Même si le juge devait passer outre l’absence de tout fondement juridique à la collecte d’inscriptions les 3 et 4 juillet 2010, il devra constater que le MEN n’a pas interprété correctement la portée du communiqué de presse du CE. En effet, à la différence du communiqué de presse du CE, l’arrêté attaqué ne prévoit pas que « les candidats déjà inscrits n’auront pas à renouveler les démarches en vue de leur inscription », il vise les candidats « ayant déjà fait acte de candidature ».

Or, cette disposition emporte une conséquence préjudiciable à la régularité des opérations de concours en ce qu’elle prévoit d’accueillir « tout acte de candidature », quelle que soit la forme dans laquelle un tel acte a été fait, y compris par lettre simple, en dehors de tout dossier d’inscription.

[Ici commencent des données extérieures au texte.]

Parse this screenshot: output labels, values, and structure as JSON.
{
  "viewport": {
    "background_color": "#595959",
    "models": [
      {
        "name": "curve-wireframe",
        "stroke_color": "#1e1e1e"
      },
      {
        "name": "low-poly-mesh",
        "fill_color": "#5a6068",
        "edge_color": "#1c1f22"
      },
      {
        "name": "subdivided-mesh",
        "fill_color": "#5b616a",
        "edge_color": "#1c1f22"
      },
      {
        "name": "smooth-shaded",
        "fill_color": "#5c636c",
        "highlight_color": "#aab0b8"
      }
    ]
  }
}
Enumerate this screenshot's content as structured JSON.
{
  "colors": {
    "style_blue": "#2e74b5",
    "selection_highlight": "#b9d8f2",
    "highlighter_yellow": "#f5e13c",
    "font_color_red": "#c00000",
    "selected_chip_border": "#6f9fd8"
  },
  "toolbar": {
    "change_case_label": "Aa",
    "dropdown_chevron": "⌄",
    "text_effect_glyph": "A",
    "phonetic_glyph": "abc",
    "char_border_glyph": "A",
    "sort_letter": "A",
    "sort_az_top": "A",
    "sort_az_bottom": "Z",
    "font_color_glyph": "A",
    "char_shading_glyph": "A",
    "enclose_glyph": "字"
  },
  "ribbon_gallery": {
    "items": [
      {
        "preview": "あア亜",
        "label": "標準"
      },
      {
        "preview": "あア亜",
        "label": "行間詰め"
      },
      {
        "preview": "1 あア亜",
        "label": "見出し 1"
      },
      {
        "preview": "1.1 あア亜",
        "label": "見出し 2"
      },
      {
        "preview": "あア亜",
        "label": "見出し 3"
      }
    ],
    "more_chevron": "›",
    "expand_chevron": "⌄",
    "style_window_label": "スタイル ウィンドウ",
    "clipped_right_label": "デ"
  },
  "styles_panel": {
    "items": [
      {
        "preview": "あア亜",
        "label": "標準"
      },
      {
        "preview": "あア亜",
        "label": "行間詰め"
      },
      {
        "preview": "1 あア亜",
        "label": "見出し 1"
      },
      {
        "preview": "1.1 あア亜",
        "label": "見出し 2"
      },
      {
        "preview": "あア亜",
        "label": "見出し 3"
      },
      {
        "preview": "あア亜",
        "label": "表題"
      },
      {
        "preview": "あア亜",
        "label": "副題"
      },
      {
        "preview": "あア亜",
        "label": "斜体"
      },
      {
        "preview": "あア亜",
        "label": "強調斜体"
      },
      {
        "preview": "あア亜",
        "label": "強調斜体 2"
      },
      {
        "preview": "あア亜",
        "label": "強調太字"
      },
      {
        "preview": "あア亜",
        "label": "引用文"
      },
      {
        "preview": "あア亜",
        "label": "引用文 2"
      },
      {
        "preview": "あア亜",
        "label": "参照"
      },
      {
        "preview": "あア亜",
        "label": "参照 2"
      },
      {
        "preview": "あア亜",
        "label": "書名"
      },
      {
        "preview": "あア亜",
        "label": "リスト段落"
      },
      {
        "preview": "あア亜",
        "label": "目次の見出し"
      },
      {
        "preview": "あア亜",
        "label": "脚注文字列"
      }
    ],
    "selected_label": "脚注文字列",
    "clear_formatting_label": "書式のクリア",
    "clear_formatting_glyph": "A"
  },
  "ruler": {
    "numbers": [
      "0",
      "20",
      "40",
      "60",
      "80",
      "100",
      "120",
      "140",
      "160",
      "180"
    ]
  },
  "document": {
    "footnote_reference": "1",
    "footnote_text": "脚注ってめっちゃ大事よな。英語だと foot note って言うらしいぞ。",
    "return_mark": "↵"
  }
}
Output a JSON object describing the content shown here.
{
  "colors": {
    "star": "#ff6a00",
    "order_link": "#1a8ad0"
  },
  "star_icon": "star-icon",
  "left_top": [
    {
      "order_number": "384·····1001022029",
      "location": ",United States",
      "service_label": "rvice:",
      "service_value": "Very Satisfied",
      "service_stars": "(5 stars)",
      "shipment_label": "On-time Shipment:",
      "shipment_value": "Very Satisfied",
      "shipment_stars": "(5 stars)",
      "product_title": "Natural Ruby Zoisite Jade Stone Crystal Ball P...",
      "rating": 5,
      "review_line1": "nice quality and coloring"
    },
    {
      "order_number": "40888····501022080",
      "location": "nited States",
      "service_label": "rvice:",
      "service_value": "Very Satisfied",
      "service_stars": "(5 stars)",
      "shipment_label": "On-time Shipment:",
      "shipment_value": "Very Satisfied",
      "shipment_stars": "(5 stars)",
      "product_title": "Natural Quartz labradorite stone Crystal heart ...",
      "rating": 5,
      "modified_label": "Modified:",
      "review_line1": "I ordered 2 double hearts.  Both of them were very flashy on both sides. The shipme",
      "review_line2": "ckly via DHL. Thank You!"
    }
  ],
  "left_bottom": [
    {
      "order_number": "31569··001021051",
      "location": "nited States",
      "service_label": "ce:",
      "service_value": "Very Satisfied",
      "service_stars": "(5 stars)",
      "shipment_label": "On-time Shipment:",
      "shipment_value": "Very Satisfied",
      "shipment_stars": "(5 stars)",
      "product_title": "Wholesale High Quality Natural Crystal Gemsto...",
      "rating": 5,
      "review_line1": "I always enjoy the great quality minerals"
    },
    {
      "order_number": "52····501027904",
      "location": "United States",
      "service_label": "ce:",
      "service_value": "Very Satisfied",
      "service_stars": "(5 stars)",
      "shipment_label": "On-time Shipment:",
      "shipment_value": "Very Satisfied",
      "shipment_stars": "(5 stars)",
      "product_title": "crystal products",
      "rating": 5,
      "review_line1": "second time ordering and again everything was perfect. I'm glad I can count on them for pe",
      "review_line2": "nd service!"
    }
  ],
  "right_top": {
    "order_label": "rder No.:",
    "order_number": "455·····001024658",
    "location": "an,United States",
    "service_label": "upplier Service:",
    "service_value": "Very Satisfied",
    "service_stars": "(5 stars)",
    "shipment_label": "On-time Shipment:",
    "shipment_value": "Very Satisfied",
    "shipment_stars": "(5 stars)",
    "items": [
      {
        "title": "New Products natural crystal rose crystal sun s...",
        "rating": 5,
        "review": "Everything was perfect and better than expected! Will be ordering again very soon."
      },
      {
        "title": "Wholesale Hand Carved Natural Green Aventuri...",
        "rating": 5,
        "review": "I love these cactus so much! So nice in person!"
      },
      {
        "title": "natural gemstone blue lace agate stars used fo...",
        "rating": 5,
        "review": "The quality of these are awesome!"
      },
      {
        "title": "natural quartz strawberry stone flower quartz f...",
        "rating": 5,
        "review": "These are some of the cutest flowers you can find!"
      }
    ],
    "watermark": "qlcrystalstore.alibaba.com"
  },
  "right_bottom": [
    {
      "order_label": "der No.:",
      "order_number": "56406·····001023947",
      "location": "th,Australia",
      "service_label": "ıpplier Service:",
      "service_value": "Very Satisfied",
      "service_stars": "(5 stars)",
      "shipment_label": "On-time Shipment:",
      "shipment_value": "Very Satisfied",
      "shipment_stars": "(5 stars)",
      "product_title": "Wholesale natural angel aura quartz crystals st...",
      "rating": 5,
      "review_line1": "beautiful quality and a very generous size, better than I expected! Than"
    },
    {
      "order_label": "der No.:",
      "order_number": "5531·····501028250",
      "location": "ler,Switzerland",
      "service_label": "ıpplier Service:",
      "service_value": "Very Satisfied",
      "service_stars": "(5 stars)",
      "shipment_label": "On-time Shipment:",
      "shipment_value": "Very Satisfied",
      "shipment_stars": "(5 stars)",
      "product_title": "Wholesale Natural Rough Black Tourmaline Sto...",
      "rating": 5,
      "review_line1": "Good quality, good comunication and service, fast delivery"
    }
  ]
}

Ce faisant, l’arrêté entraîne une rupture d’égalité entre les candidats qui ont pu faire acte de candidature sur papier libre avant l’entrée en vigueur du présent arrêté et ceux qui, une fois l’arrêté pris, devront se conformer à l’obligation de retirer un dossier d’inscription et d’y faire figurer l’ensemble des mentions demandées.
d/ Sur la portée de ces illégalités

En première analyse, il pourrait être soutenu que ces 3 illégalités sont seulement susceptibles d’entraîner la suspension de l’exécution de l’alinéa « les candidats ayant déjà fait, depuis le 1er juin 2010, acte de candidature aux concours ouverts par le présent arrêté n’ont pas à renouveler leur inscription qui sera prise en compte par l’administration pour être admis à en présenter les épreuves » et non la suspension de l’arrêté dans son ensemble.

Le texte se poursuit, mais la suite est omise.